Sur la crête du Nam-San il y a un petit temple chargé sans doute d’arrêter les ouragans et les mauvaises nouvelles qui pourraient fondre sur la ville. Son gardien n’est pas riche, un promeneur lui apporte parfois quelques bâtons d’encens et quelques fruits ; à défaut de lampes et d’offrandes le sanctuaire jouit des derniers rayons du couchant et de l’arome des pins.
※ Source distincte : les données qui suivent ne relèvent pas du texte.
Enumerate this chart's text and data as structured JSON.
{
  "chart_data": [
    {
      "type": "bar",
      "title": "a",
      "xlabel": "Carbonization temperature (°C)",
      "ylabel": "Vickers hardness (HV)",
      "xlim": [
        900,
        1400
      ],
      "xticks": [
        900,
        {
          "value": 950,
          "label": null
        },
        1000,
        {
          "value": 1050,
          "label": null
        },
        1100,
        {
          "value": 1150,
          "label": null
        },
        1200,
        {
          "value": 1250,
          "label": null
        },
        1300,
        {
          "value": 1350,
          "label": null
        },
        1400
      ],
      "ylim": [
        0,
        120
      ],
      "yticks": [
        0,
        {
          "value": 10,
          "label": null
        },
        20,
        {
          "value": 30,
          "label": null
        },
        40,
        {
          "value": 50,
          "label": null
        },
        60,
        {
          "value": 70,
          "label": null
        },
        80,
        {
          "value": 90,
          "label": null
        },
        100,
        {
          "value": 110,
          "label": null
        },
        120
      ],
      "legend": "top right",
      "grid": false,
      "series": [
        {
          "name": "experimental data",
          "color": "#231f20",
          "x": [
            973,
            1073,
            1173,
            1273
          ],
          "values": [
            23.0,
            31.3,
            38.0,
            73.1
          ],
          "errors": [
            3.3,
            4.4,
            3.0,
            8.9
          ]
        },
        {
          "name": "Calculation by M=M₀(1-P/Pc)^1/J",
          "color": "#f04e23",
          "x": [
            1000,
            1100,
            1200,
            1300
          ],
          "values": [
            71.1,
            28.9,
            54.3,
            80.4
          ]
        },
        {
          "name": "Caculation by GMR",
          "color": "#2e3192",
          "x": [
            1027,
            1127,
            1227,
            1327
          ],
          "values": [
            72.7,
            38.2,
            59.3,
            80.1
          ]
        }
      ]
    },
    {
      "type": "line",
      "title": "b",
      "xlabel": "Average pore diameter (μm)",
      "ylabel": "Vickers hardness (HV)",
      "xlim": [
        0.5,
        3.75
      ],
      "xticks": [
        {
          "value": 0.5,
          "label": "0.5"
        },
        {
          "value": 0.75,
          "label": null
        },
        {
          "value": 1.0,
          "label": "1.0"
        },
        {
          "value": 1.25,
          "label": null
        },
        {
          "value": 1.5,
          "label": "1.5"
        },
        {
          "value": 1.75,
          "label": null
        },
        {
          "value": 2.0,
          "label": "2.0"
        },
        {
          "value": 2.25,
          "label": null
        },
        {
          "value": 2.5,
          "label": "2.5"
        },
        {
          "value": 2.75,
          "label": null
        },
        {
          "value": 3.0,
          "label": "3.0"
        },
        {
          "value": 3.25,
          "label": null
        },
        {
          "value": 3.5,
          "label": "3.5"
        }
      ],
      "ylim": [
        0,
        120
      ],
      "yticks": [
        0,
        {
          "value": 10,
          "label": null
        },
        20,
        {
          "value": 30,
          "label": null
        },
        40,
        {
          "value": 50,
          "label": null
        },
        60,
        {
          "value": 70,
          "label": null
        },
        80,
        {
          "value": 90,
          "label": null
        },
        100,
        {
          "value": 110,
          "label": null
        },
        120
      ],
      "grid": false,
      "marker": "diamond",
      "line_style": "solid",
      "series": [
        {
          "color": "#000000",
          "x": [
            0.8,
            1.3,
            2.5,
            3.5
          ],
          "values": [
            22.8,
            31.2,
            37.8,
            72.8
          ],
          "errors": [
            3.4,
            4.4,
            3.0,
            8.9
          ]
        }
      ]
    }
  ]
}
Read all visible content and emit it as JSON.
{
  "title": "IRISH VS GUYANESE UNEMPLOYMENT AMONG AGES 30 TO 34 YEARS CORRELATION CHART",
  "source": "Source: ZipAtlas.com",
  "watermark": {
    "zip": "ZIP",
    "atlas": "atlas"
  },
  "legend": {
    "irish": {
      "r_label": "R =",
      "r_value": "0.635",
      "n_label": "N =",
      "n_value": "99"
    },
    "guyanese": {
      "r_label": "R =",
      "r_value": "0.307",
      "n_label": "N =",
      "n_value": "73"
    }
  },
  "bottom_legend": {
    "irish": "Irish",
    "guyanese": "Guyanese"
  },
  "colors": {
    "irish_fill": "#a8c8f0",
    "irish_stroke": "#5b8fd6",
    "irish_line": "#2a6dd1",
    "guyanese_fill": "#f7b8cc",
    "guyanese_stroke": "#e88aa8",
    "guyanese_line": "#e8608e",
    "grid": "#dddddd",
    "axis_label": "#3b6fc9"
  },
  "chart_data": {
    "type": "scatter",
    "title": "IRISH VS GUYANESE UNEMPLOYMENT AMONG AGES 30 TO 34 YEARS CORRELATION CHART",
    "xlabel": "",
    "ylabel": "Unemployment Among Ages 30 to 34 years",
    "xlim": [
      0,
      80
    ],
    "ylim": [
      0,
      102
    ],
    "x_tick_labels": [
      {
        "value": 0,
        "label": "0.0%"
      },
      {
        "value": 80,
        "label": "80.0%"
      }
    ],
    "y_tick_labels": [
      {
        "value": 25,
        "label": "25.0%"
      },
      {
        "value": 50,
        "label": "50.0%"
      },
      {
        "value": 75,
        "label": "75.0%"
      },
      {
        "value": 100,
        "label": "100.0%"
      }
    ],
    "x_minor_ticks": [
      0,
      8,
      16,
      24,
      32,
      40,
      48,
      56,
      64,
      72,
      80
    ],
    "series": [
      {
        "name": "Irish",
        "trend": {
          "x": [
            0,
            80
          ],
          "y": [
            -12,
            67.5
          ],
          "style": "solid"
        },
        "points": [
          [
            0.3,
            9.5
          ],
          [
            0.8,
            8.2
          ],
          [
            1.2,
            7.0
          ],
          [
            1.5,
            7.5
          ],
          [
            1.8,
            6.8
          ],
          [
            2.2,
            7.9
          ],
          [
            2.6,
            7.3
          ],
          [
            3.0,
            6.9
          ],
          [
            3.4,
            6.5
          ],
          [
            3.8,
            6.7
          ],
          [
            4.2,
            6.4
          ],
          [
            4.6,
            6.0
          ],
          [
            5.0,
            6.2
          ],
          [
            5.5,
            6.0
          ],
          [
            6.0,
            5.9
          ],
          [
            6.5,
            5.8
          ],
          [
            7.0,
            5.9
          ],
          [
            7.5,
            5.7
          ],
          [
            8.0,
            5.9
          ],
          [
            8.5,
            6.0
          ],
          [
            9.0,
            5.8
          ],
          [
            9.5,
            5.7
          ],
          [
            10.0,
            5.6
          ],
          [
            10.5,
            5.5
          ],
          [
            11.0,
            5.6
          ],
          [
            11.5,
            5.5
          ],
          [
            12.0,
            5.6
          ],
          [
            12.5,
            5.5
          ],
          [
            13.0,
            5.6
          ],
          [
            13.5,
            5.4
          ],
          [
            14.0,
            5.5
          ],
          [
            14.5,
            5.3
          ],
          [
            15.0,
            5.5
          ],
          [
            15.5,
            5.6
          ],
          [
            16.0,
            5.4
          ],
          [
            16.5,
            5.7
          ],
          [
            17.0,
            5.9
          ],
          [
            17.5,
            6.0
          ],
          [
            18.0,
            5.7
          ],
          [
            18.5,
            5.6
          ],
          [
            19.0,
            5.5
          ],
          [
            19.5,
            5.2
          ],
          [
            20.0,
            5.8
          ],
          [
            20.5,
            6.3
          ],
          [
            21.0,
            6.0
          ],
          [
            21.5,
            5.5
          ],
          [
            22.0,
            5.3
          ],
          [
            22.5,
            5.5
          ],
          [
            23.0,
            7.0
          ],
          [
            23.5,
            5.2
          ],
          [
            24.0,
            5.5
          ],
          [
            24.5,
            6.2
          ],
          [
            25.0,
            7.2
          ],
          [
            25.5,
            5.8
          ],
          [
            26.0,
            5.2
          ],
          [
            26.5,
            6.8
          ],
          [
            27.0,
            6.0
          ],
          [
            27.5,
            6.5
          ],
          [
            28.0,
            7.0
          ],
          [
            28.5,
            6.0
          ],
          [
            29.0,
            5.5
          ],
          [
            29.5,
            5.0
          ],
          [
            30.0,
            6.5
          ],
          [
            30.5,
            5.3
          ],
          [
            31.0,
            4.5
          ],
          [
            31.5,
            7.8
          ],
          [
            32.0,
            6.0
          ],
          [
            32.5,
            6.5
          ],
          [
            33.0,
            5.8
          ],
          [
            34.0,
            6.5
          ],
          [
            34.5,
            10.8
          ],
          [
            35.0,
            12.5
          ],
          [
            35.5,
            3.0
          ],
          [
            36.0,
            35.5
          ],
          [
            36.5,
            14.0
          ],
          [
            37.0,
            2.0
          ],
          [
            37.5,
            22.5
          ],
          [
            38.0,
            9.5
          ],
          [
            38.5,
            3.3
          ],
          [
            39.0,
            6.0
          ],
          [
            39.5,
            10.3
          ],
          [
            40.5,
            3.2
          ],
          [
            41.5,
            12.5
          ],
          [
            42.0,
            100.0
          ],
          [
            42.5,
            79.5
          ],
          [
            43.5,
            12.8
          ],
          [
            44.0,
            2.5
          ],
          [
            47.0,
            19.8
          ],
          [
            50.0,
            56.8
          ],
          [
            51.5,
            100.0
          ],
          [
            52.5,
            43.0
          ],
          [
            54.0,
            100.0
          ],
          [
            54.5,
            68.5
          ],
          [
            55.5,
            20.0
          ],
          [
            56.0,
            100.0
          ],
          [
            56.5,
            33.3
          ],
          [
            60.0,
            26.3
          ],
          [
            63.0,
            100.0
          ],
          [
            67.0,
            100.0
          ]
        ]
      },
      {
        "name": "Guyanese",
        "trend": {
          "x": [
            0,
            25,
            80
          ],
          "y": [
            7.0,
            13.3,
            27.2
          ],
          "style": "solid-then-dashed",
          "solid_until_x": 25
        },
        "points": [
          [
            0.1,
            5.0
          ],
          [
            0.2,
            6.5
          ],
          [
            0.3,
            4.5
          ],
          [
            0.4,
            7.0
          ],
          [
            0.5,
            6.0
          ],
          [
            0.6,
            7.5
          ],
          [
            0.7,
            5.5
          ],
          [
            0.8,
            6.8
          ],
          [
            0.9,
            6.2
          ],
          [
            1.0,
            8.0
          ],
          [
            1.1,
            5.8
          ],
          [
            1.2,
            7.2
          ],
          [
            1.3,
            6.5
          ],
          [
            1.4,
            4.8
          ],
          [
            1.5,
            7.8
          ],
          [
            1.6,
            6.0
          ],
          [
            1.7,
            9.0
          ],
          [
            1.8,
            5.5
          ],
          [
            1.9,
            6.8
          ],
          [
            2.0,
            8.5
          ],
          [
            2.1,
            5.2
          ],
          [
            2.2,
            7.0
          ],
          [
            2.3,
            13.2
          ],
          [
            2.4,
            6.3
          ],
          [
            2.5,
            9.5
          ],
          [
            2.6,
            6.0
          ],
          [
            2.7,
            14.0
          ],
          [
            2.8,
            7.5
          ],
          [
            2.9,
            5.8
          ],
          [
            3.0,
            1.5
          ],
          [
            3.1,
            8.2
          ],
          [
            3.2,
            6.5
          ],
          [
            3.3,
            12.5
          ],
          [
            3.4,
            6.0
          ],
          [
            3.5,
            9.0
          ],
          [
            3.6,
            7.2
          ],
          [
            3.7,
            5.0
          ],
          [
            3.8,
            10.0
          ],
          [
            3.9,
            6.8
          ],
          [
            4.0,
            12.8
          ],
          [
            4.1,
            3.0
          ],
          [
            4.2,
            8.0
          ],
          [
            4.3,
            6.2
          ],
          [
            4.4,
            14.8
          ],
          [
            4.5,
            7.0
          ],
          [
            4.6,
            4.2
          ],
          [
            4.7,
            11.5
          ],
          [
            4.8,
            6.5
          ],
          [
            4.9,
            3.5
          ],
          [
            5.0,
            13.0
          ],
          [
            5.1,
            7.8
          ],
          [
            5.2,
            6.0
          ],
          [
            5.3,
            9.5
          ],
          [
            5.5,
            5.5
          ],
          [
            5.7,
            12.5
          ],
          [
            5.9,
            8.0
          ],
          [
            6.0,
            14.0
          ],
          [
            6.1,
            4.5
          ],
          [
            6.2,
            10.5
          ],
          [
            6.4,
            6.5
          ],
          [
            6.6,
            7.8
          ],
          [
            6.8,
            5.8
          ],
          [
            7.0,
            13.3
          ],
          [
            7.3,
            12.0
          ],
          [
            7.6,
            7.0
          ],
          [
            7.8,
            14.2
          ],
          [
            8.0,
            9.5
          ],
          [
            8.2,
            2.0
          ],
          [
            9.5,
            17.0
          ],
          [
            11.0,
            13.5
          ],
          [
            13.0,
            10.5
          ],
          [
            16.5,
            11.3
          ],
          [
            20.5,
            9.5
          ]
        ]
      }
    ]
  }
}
Les trois enfants du prêtre nous ont fait les honneurs du sommet : l’un s’appelait « Pierre », l’autre « Cerf », la petite fille « Qui n’est pas méchante ». Ils avaient des vestes éclatantes, bariolées, couleur de cerise, d’abricot et tellement capitonnées qu’ils tenaient leurs bras en croix, tout raides, perdus dans des manches trop longues. Leur visage, gros comme une noisette, était bleui par le froid, mais il avait cette finesse de bijou, si étonnante dans les traits coréens, les yeux de furet et la bouche moqueuse. Au milieu des arbres glacés par l’hiver, au-dessus de la ville entrevue bien loin, en bas, dans une fumée, ces trois petits enfants avaient l’air échappés d’un conte de fées, ensorcelés par les dames de la forêt comme le bûcheron de la légende qui les écouta chanter si longtemps que sa hache à côté de lui pourrit. Ces trois innocents, ces trois Poucets furent notre dernière vision du pays.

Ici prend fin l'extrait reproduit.